The practice of Medicine Buddha, the Supreme Healer (or Sangye Menla in Tibetan) is not only a very powerful method for healing and increasing healing powers both for oneself and others, but also for overcoming the inner sickness of attachment, hatred, and ignorance, thus to meditate on the Medicine Buddha can help decrease physical and mental illness and suffering.

Yakushi Nyorai along the road

The Medicine Buddha mantra is held to be extremely powerful for healing of physical illnesses and purification of negative karma. One form of practice based on the Medicine Buddha is done when one is stricken by disease. The patient is to recite the long Medicine Buddha mantra 108 times over a glass of water. The water is now believed to be blessed by the power of the mantra and the blessing of the Medicine Buddha himself, and the patient is to drink the water. This practice is then repeated each day until the illness is cured.
Well ... I hope you did enjoy the read and that it will inspire you to write a new haiku, senryu, tanka, kyoka of haibun.
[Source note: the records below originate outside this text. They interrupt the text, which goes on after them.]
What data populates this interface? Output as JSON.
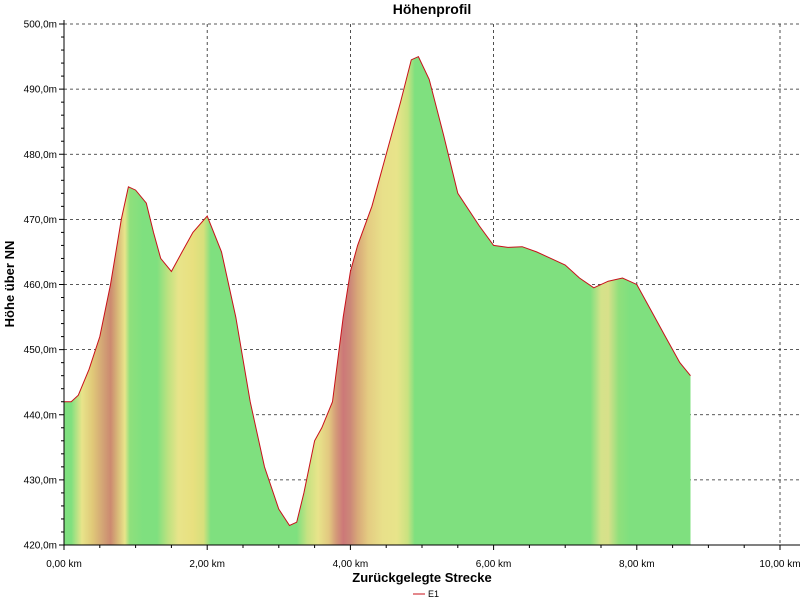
{
  "chart_data": {
    "type": "area",
    "title": "Höhenprofil",
    "xlabel": "Zurückgelegte Strecke",
    "ylabel": "Höhe über NN",
    "xlim": [
      0,
      10
    ],
    "ylim": [
      420,
      500
    ],
    "x_ticks": [
      0,
      2,
      4,
      6,
      8,
      10
    ],
    "x_tick_labels": [
      "0,00 km",
      "2,00 km",
      "4,00 km",
      "6,00 km",
      "8,00 km",
      "10,00 km"
    ],
    "y_ticks": [
      420,
      430,
      440,
      450,
      460,
      470,
      480,
      490,
      500
    ],
    "y_tick_labels": [
      "420,0m",
      "430,0m",
      "440,0m",
      "450,0m",
      "460,0m",
      "470,0m",
      "480,0m",
      "490,0m",
      "500,0m"
    ],
    "grid": true,
    "legend_position": "bottom-center",
    "series": [
      {
        "name": "E1",
        "color": "#c8101a",
        "x": [
          0.0,
          0.1,
          0.2,
          0.35,
          0.5,
          0.65,
          0.8,
          0.9,
          1.0,
          1.15,
          1.25,
          1.35,
          1.5,
          1.65,
          1.8,
          2.0,
          2.2,
          2.4,
          2.6,
          2.8,
          3.0,
          3.15,
          3.25,
          3.35,
          3.5,
          3.6,
          3.75,
          3.9,
          4.0,
          4.1,
          4.3,
          4.5,
          4.7,
          4.85,
          4.95,
          5.1,
          5.3,
          5.5,
          5.8,
          6.0,
          6.2,
          6.4,
          6.6,
          6.8,
          7.0,
          7.2,
          7.4,
          7.6,
          7.8,
          8.0,
          8.2,
          8.4,
          8.6,
          8.75
        ],
        "y": [
          442,
          442,
          443,
          447,
          452,
          460,
          470,
          475,
          474.5,
          472.5,
          468,
          464,
          462,
          465,
          468,
          470.5,
          465,
          455,
          442,
          432,
          425.5,
          423,
          423.5,
          428,
          436,
          438,
          442,
          455,
          462,
          466,
          472,
          480,
          488,
          494.5,
          495,
          491.5,
          483,
          474,
          469,
          466,
          465.7,
          465.8,
          465,
          464,
          463,
          461,
          459.5,
          460.5,
          461,
          460,
          456,
          452,
          448,
          446
        ]
      }
    ],
    "fill_gradient_stops": [
      {
        "x": 0.0,
        "color": "#7fe07f"
      },
      {
        "x": 0.1,
        "color": "#7fe07f"
      },
      {
        "x": 0.25,
        "color": "#e8e48a"
      },
      {
        "x": 0.4,
        "color": "#e0c878"
      },
      {
        "x": 0.55,
        "color": "#d2a275"
      },
      {
        "x": 0.65,
        "color": "#cc8a70"
      },
      {
        "x": 0.75,
        "color": "#d8b878"
      },
      {
        "x": 0.85,
        "color": "#e8e48a"
      },
      {
        "x": 0.92,
        "color": "#8fe07c"
      },
      {
        "x": 1.1,
        "color": "#7fe07f"
      },
      {
        "x": 1.3,
        "color": "#7fe07f"
      },
      {
        "x": 1.45,
        "color": "#bce280"
      },
      {
        "x": 1.6,
        "color": "#e8e48a"
      },
      {
        "x": 1.8,
        "color": "#e8e07f"
      },
      {
        "x": 1.95,
        "color": "#d6e07c"
      },
      {
        "x": 2.05,
        "color": "#7fe07f"
      },
      {
        "x": 3.25,
        "color": "#7fe07f"
      },
      {
        "x": 3.4,
        "color": "#c7e282"
      },
      {
        "x": 3.55,
        "color": "#e8e48a"
      },
      {
        "x": 3.7,
        "color": "#e2c880"
      },
      {
        "x": 3.8,
        "color": "#d49a78"
      },
      {
        "x": 3.9,
        "color": "#cc7878"
      },
      {
        "x": 4.0,
        "color": "#cc8878"
      },
      {
        "x": 4.1,
        "color": "#d8a878"
      },
      {
        "x": 4.25,
        "color": "#e4cc82"
      },
      {
        "x": 4.45,
        "color": "#e8e08a"
      },
      {
        "x": 4.65,
        "color": "#e8e48a"
      },
      {
        "x": 4.8,
        "color": "#cae280"
      },
      {
        "x": 4.9,
        "color": "#7fe07f"
      },
      {
        "x": 7.35,
        "color": "#7fe07f"
      },
      {
        "x": 7.5,
        "color": "#d4e28a"
      },
      {
        "x": 7.6,
        "color": "#d8e08a"
      },
      {
        "x": 7.75,
        "color": "#8fe07c"
      },
      {
        "x": 7.9,
        "color": "#7fe07f"
      },
      {
        "x": 8.75,
        "color": "#7fe07f"
      }
    ]
  }
}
I however wasn't inspired enough to write a haiku, maybe that's because I write this post in the nightshift and I am a bit tired ... so my mind 'drops dead' so to say.
This episode will be open for your submissions tonight at 7.00 PM (CET) and will remain open until Fevruary 17th 11.59 AM (CET). I will (try to) post our new episode, Kokobunji (Temple 29), later on today. For now .... have fun, be inspired and share your haiku with us.